The Edinburgh Companion to Nineteenth-Century American Letters and Letter-Writing
Edited by Celeste-Marie Bernier, Judie Newman and Matthew Pethers
Edinburgh University Press
“There are striking divergences between the Postal Age and the Internet Age,” opines the prologue of this brilliant bumper resource for epistolary studies – ie, the field of reading other people’s proto-emails with purely historical motives, back when it was all beautiful copperplate, studious quotations, intricate subclauses and all-caps MY DEAR AND TENDER FATHER-type salutations. Louisa May Alcott (sick of fan mail), Abraham Lincoln (a postal threat a day), Solomon Northup, Henry James, Thomas Jefferson: their pronouncements, peeves, politicking, piety, mad pashes and quill-pen-supply particulars are all here.

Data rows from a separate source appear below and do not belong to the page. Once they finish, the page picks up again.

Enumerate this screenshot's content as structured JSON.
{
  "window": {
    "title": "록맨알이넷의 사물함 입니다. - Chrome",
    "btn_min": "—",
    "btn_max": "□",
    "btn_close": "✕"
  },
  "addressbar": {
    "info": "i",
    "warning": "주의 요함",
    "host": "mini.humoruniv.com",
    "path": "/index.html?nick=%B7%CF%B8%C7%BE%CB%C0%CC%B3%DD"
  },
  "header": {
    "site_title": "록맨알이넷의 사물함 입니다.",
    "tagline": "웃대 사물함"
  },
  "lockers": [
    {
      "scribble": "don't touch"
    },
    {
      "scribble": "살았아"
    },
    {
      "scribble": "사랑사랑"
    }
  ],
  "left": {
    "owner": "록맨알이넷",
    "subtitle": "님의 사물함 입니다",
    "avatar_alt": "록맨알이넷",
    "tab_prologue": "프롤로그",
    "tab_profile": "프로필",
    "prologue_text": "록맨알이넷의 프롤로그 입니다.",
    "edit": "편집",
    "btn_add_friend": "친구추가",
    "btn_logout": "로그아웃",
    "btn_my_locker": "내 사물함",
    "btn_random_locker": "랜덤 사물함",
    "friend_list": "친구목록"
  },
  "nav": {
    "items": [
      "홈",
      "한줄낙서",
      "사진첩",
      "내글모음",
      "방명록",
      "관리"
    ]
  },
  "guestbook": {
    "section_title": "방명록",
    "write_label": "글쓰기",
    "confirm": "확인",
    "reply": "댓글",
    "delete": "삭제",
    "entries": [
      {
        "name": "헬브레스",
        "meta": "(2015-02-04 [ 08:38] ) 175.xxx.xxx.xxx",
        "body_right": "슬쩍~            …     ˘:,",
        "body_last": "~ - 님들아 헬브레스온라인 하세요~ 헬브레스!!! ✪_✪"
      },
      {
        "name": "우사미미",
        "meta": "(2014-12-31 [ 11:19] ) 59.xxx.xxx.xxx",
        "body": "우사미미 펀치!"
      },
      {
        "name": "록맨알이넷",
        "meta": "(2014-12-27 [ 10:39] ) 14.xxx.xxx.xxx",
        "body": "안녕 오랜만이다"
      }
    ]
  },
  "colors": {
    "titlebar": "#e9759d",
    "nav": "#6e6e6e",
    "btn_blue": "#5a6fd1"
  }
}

How Games Move Us: Emotion By Design
In which a computational media scholar argues that, far from spawning a race of anomie-gripped loners, designers of video games use choice and flow to help create empathy and other positive emotional experiences. Or perhaps not always so positive, you may suspect of Japan’s “2-D” fans playing Love Plus (with its array of lemur-eyed nymphettes awaiting “cuddling”). However, sharp-eyed looks at The Sims’ “living dollhouse”, the comical battles of Hit Me! and lump-throated accounts of the shutting-down of City of Heroes’ servers do suggest that all human life is here. Albeit probably in the basement.
Constance Fenimore Woolson: Portrait of a Lady Novelist
Anne Boyd Rioux
W. W. Norton
Compared in her day to the Brontës and Jane Austen and attracting tremendous critical and popular success, 19th-century American writer Woolson left a body of work that was, as this fine and detailed study’s epilogue observes, “dismissed as Victorian in the early twentieth century and then as not sufficiently feminist in the late twentieth”. But Rioux’s book makes a strong case for reassessing this contemporary and close friend of Henry James (and “contributor to his conception” of his heroine Isabel Archer) whose work presages Edith Wharton and who met her end, perhaps at her own hand, in Venice.
Did US courts, as Justice Sandra Day O’Connor once said, always observe deference to universities? Not these days, says historian Gelber, but in picking through a century of suits and opinions in this satisfyingly thorough account, found “nearly absolute respect for academia” until the 1960s. Herein lie tussles over admissions (women, Jews, Christian Scientists), expulsions (carrying a revolver; being “undesirable”; radical speech), and tuition, from divorce courts obliging parents to pay up to ex-sailor, socialist and “lawyer for hoboes” Mark Litchman bringing a suit in 1915 that argued that $10-a-term fees contravened Washington State University’s constitutional promise to be “open to all”. Expressing sympathy, the judge still ruled that “open” did not mean “free”.
Distress in the City: Racism, Fundamentalism and a Democratic Education
UCL IOE Press
To Stoke-on-Trent, where an impressive and valuable case study surveys a post-industrial city struggling with poverty, malfunctioning democracy and narrowed educational opportunities, and where Islamism, Islamophobia and the BNP take hold. But its first-person accounts – from Aatif the community leader worried about radicalisation to Workers Educational Association activists Red Mick and Kerry and Andrew the minister – reveal honest, articulate people rather than “Broken Britain” ciphers, and the “resources of hope” that West details end the book on notes of pride, compassion and determination. Recommended.